When E. coli bacteria leave their host’s digestive tract, they must adapt to sudden starvation. New research suggests that’s why they shrink.
Close examination of nutrient-deprived E. coli under the microscope—a routine process in a lab that studies bacterial cell size—reveals cells that looked different, and that these differences are related to their ability to survive.
“Their cytoplasm shrank. As it shrank, the inner membrane pulled away from the outer membrane and left a big space at one end of the cell,” says Petra Levin, professor of biology in at Washington University in St. Louis, whose postdoctoral scientist, Corey Westfall, and undergraduate student, Jesse Kao, first made the observation.
The space to which Levin refers, between the bacteria’s inner and outer membranes, is called the periplasm. In collaboration with Kerwyn Casey Huang, professor of bioengineering and of microbiology and immunology at Stanford University, and postdoctoral scientist Handuo Shi, Levin found an unexpected developmental response to starvation—one that may be keeping E. coli alive until they find their next buffet.
The work appears in the Proceedings of the National Academy of Sciences.
Why do E. coli shrink?
The biologists showed that when E. coli cells lack nutrients, the cytoplasm becomes more dense as its volume decreases, probably because of water loss. At the same time, the periplasm increases in volume as the inner membrane pulls away from the outer membrane.
“Although we don’t know for sure yet, we think that the cell is concentrating the nutrients in the cytoplasm so that it can keep running metabolism at a high rate,” Levin says. “Perhaps this is an adaptation to E. coli’s constantly and rapidly changing lifestyle, in which it knows that each environment is temporary.”
The shrinking is reversible, the scientists found. Once they transferred the starving bacteria into a nutrient-rich medium, the inner membrane and the cytoplasm expanded. The bacterial cells rapidly rebounded from starvation, especially when E. coli received their favorite carbon source, glucose. And, importantly, if the Tol-Pal system was intact.

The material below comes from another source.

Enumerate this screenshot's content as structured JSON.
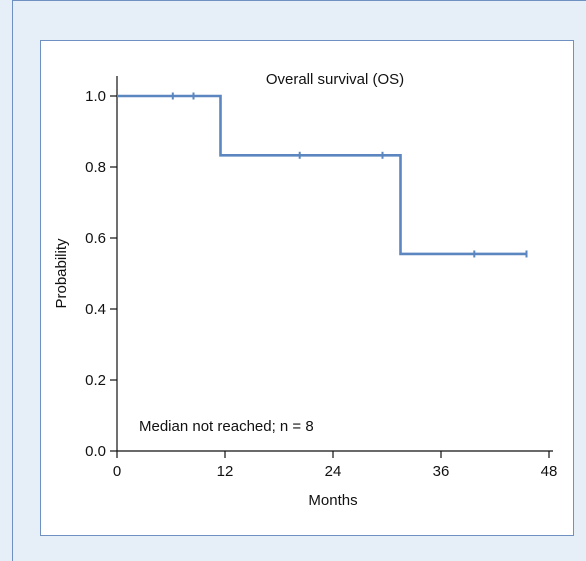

The Tol-Pal system is a critical cellular machinery composed of proteins that connect the outer membrane to the inner membrane. But its function has been understudied. As the inner membrane expands, the Tol-Pal system helps to reconnect it with the outer membrane, the scientists speculate. When the Tol-Pal system was absent, the internal contents of the cells bled out.

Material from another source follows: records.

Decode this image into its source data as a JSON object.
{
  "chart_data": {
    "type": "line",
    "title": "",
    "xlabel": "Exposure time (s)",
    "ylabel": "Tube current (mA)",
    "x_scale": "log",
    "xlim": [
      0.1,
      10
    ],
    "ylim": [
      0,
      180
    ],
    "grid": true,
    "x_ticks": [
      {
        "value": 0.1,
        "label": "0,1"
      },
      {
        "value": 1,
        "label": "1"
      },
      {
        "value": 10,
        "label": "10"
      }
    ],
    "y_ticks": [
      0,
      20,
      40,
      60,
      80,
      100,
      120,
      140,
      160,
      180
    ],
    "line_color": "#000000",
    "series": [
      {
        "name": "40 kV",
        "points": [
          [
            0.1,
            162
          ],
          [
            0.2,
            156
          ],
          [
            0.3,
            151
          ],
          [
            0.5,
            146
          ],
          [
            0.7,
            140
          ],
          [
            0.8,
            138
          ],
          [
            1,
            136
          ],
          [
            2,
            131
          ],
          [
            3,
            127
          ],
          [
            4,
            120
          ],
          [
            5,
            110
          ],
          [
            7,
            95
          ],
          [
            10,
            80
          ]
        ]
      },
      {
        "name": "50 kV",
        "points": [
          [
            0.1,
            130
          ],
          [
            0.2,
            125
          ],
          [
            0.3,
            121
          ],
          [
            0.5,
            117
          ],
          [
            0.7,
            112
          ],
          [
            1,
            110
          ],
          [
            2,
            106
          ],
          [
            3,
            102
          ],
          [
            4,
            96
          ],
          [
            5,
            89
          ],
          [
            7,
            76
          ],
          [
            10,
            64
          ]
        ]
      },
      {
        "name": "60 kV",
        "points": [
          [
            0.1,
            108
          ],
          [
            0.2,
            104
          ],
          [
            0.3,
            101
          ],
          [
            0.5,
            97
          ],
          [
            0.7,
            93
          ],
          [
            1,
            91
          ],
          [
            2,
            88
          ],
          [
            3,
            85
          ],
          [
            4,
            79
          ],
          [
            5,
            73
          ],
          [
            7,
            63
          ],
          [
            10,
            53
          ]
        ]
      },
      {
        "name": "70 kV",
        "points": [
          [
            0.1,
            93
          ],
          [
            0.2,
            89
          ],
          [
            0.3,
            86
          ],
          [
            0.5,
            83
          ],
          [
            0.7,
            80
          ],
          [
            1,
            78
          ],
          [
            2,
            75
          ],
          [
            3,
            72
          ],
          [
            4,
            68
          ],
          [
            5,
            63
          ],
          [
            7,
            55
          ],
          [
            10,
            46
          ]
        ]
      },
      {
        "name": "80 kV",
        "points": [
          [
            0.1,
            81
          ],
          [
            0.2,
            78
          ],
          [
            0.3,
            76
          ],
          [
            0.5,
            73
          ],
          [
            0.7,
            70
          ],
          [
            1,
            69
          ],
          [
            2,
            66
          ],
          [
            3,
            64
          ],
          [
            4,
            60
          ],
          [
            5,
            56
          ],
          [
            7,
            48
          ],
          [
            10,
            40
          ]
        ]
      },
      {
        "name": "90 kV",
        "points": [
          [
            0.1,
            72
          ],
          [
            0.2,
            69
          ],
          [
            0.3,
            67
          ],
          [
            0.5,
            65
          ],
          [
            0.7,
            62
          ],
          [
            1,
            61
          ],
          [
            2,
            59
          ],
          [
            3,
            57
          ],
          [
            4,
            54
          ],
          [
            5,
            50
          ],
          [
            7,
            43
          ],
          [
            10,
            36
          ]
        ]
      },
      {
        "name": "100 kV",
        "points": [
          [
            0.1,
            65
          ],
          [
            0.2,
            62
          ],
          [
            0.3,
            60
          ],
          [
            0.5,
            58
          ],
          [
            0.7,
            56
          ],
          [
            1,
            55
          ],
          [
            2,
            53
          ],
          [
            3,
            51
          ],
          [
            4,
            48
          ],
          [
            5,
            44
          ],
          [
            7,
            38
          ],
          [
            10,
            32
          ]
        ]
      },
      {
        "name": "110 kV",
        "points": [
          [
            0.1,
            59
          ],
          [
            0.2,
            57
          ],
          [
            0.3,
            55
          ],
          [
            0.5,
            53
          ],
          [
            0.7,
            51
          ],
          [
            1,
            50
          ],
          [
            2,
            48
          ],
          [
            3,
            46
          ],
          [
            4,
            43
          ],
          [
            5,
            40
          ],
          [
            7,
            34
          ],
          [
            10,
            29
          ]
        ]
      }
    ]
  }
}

“We speculate that Tol-Pal acts as the zipper slider, helping the inner membrane zip into the outer membrane coat during recovery,” Levin says.
What happens to the transmembrane proteins, embedded in both the inner and outer membrane, when the inner membrane pulls away from the outer membrane? Do they get ripped apart? Levin and colleagues don’t yet know but hope to answer these questions in the future.